Issa Defends Maverick Vote on Republicans' Tax Plan

After last year's close race to keep his Congressional seat, Rep. Darrell Issa (R-49th District) is vigorously defending his vote against his party's tax plan.

Issa was one of two Southern California Republicans to join all House Democrats in rejecting the plan.  

Hillary Clinton got more votes than Donald Trump did in Issa's 49th District last year.

Issa also notes that eight of the ten people who voted for her voted for him too.

He says that what might look like a good deal in other states wouldn't add up to that in much of California.

"On the average, it reduced taxes,"  he acknowledged in an interview Friday. "But if you’re not average and your taxes go up, you’re asking 'How did Issa let that happen?' And I said it wasn’t going to happen on my watch, and I’ll do what I can to stop it."

The House bill would eliminate the deduction for income and sales taxes, and cap property tax deductions at $10,000.

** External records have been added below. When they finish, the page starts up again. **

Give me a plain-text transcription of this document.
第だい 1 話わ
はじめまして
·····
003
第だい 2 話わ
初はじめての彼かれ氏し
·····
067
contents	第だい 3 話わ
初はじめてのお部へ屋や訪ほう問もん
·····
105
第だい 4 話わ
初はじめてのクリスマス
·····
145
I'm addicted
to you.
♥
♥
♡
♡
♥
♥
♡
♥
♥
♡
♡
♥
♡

It also would lower the cap on the mortgage interest deduction from a million dollars to $500,000.

More than 70 percent of the homes in Issa's district are priced at half a million.

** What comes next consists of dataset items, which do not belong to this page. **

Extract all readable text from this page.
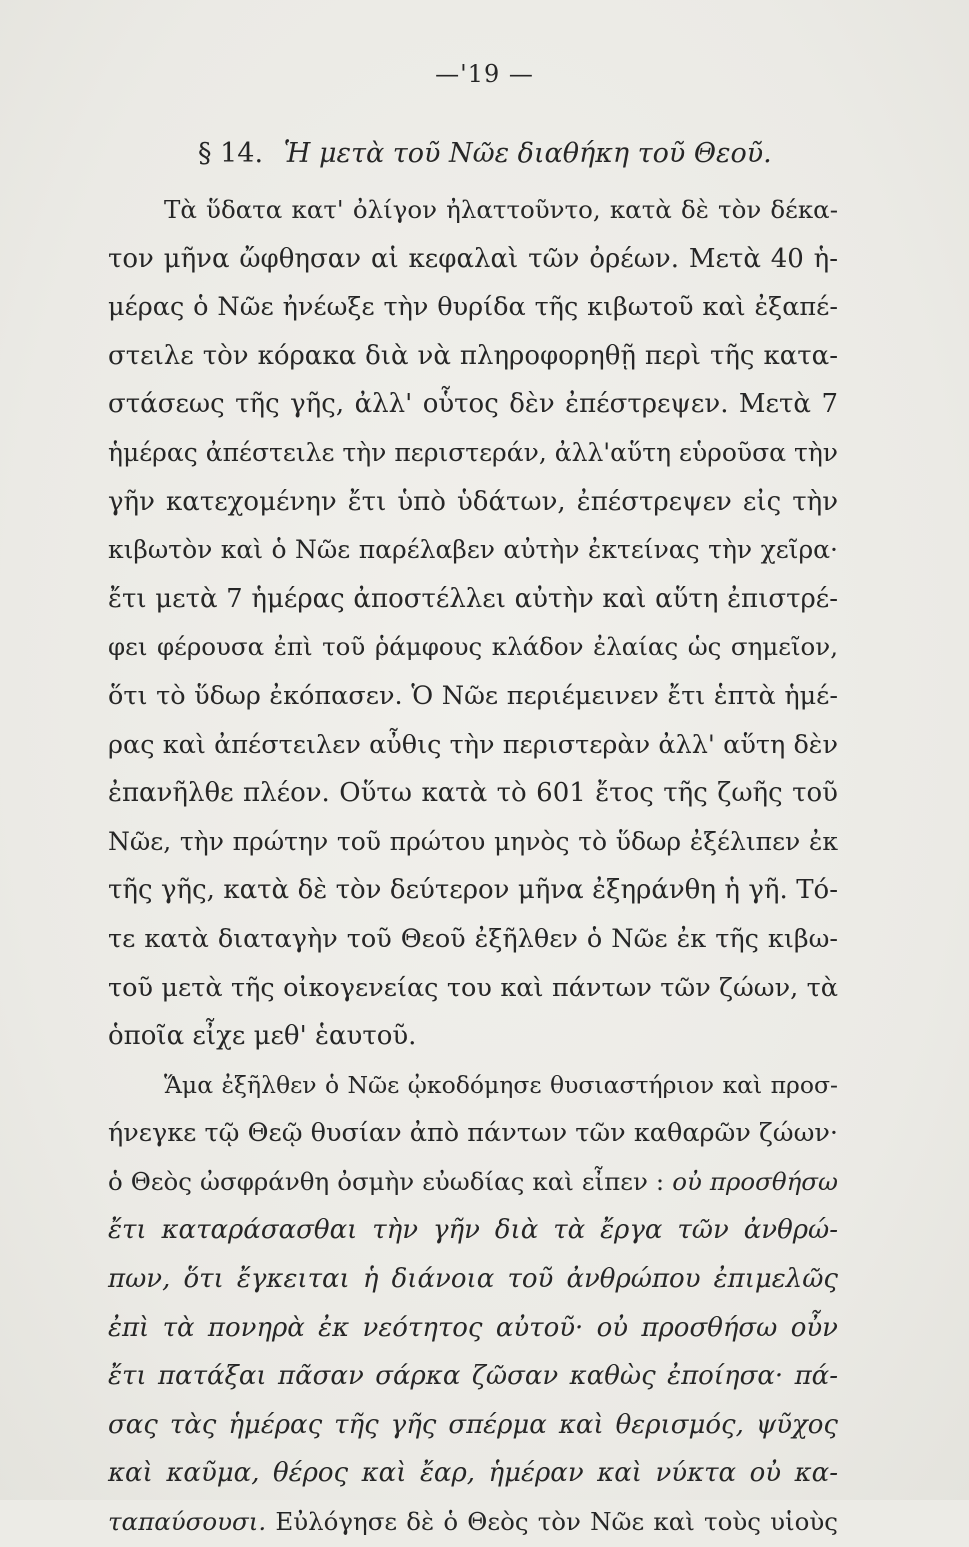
—'19 —
§ 14. Ἡ μετὰ τοῦ Νῶε διαθήκη τοῦ Θεοῦ.
Τὰ ὕδατα κατ' ὀλίγον ἠλαττοῦντο, κατὰ δὲ τὸν δέκα-
τον μῆνα ὤφθησαν αἱ κεφαλαὶ τῶν ὀρέων. Μετὰ 40 ἡ-
μέρας ὁ Νῶε ἠνέωξε τὴν θυρίδα τῆς κιβωτοῦ καὶ ἐξαπέ-
στειλε τὸν κόρακα διὰ νὰ πληροφορηθῇ περὶ τῆς κατα-
στάσεως τῆς γῆς, ἀλλ' οὗτος δὲν ἐπέστρεψεν. Μετὰ 7
ἡμέρας ἀπέστειλε τὴν περιστεράν, ἀλλ'αὕτη εὑροῦσα τὴν
γῆν κατεχομένην ἔτι ὑπὸ ὑδάτων, ἐπέστρεψεν εἰς τὴν
κιβωτὸν καὶ ὁ Νῶε παρέλαβεν αὐτὴν ἐκτείνας τὴν χεῖρα·
ἔτι μετὰ 7 ἡμέρας ἀποστέλλει αὐτὴν καὶ αὕτη ἐπιστρέ-
φει φέρουσα ἐπὶ τοῦ ῥάμφους κλάδον ἐλαίας ὡς σημεῖον,
ὅτι τὸ ὕδωρ ἐκόπασεν. Ὁ Νῶε περιέμεινεν ἔτι ἑπτὰ ἡμέ-
ρας καὶ ἀπέστειλεν αὖθις τὴν περιστερὰν ἀλλ' αὕτη δὲν
ἐπανῆλθε πλέον. Οὕτω κατὰ τὸ 601 ἔτος τῆς ζωῆς τοῦ
Νῶε, τὴν πρώτην τοῦ πρώτου μηνὸς τὸ ὕδωρ ἐξέλιπεν ἐκ
τῆς γῆς, κατὰ δὲ τὸν δεύτερον μῆνα ἐξηράνθη ἡ γῆ. Τό-
τε κατὰ διαταγὴν τοῦ Θεοῦ ἐξῆλθεν ὁ Νῶε ἐκ τῆς κιβω-
τοῦ μετὰ τῆς οἰκογενείας του καὶ πάντων τῶν ζώων, τὰ
ὁποῖα εἶχε μεθ' ἑαυτοῦ.
Ἅμα ἐξῆλθεν ὁ Νῶε ᾠκοδόμησε θυσιαστήριον καὶ προσ-
ήνεγκε τῷ Θεῷ θυσίαν ἀπὸ πάντων τῶν καθαρῶν ζώων·
ὁ Θεὸς ὠσφράνθη ὀσμὴν εὐωδίας καὶ εἶπεν : οὐ προσθήσω
ἔτι καταράσασθαι τὴν γῆν διὰ τὰ ἔργα τῶν ἀνθρώ-
πων, ὅτι ἔγκειται ἡ διάνοια τοῦ ἀνθρώπου ἐπιμελῶς
ἐπὶ τὰ πονηρὰ ἐκ νεότητος αὐτοῦ· οὐ προσθήσω οὖν
ἔτι πατάξαι πᾶσαν σάρκα ζῶσαν καθὼς ἐποίησα· πά-
σας τὰς ἡμέρας τῆς γῆς σπέρμα καὶ θερισμός, ψῦχος
καὶ καῦμα, θέρος καὶ ἔαρ, ἡμέραν καὶ νύκτα οὐ κα-
ταπαύσουσι. Εὐλόγησε δὲ ὁ Θεὸς τὸν Νῶε καὶ τοὺς υἱοὺς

Tax analysts say California is one of several states whose residents are likely to see their federal income taxes go up.

And, that by 2022, those residents would pay $17 billion more in personal income taxes...while residents in the other states would get $100 billion in tax cuts.

"I received tens of thousands of calls and emails asking me not to vote for this tax bill. And many, many, many of them had noted that it's a tax increase on a lot of my constituents," Issa said. "I made it clear to my leadership that I would vote for a tax cut. But I had never voted for a tax increase. And just because Republicans had authored it, I wasn't going to vote the increased taxes on my constituents."

The current Senate tax bill calls for maintaining the mortgage interest deduction, instead of cutting it in half as the House plan does.

But it enforces deeper cuts to state and local tax breaks.